Detecting outliers of pursuit eye movements: a preliminary analysis of autism spectrum disorder
A new outlier analysis method identifies 7 out of 18 ASD adults via unique eye movement patterns.
A research team from Japan, led by Emiko Shishido, has published a novel study on arXiv that shifts the paradigm for analyzing autism spectrum disorder (ASD) using eye-tracking. Instead of comparing group averages, their method performs an 'outlier analysis' on smooth pursuit eye movements (SPEM) during a slow Lissajous pursuit task. They recorded data from 18 adults with ASD and 39 typically developed (TD) individuals, deriving an 'outlier score' based on the Mahalanobis distance from a TD normative distribution. The score was calculated from a feature vector—optimized via Principal Component Analysis (PCA)—comprising temporal lag (Δt) and spatial deviation (Δs). An individual was statistically defined as an outlier if their score exceeded √10 (approximately 3.16σ).
While the TD group showed a low outlier rate of 5.1%, the ASD group demonstrated a significantly higher prevalence of 38.9% (7 out of 18 participants), with a binomial P-value of 0.0034. The mean outlier score was also significantly elevated in the ASD group (3.00 ± 2.62) compared to the TD group (1.52 ± 0.80). Crucially, this method captured extreme individual deviations even when conventional mean-based comparisons showed limited sensitivity. The authors conclude that this approach successfully visualizes the high degree of idiosyncratic atypicality in ASD oculomotor control, providing a sensitive metric for the disorder's inherent heterogeneity.
The study's preliminary findings, published on March 24, 2026, as arXiv:2603.22705, suggest this outlier-focused framework could serve as a baseline for identifying clinical subtypes of ASD. By moving beyond group averages to quantify individual pathological signatures, the research offers a new lens for understanding neurodevelopmental conditions. The team has made supplementary material available on GitHub, and the full paper is accessible via arXiv, marking a step toward more personalized diagnostic tools in neuroscience and psychiatry.

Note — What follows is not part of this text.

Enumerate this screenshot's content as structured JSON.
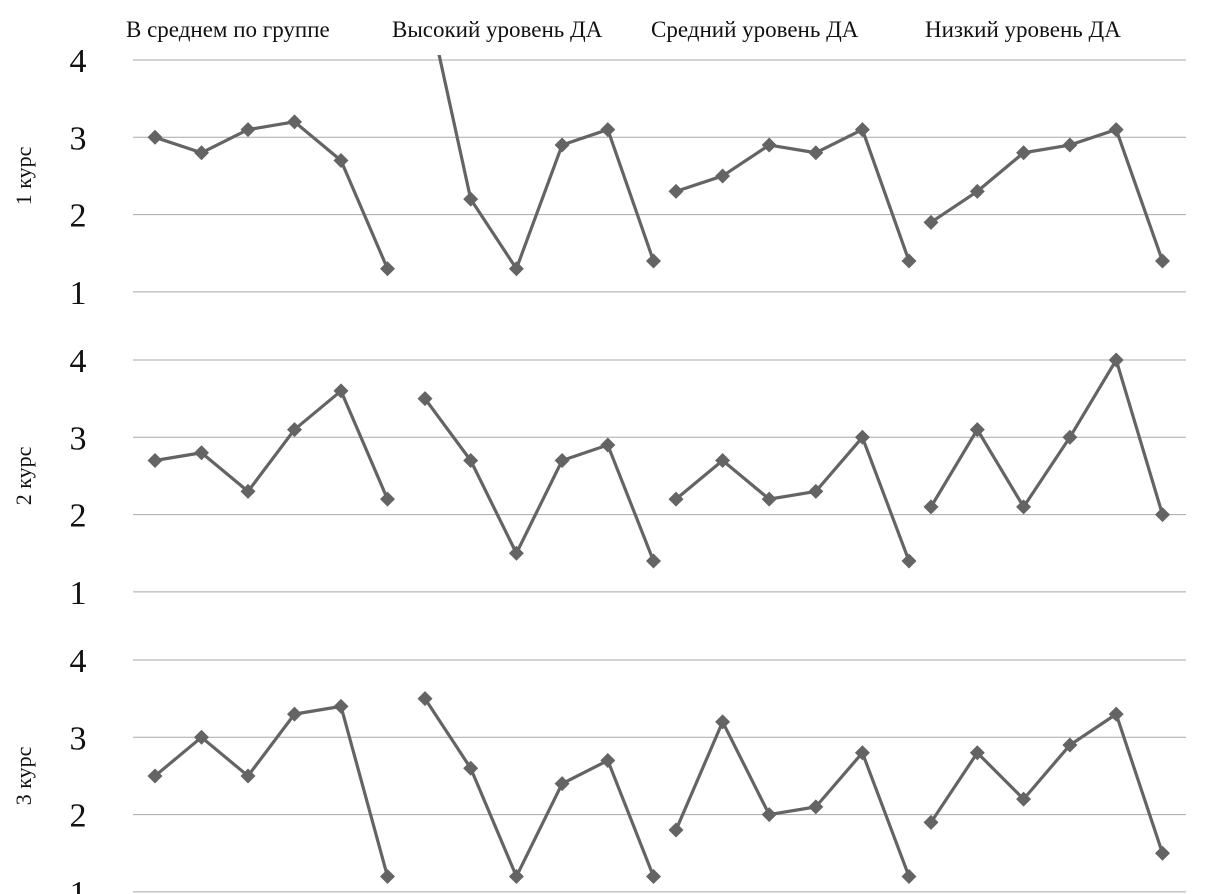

- The study found a 38.9% outlier rate in the ASD group (7/18) vs. 5.1% in the TD group, a statistically significant difference (P = 0.0034).
- The method uses a Mahalanobis distance-based 'outlier score' from PCA-optimized features of temporal lag (Δt) and spatial deviation (Δs), with a threshold of √10 (≈3.16σ).
- It captures individual atypicalities in smooth pursuit eye movements that conventional group-mean analyses miss, offering a potential tool for subtype identification.
Why It Matters
This research pioneers a personalized, data-driven approach to autism diagnosis, moving beyond group averages to detect individual neurological signatures.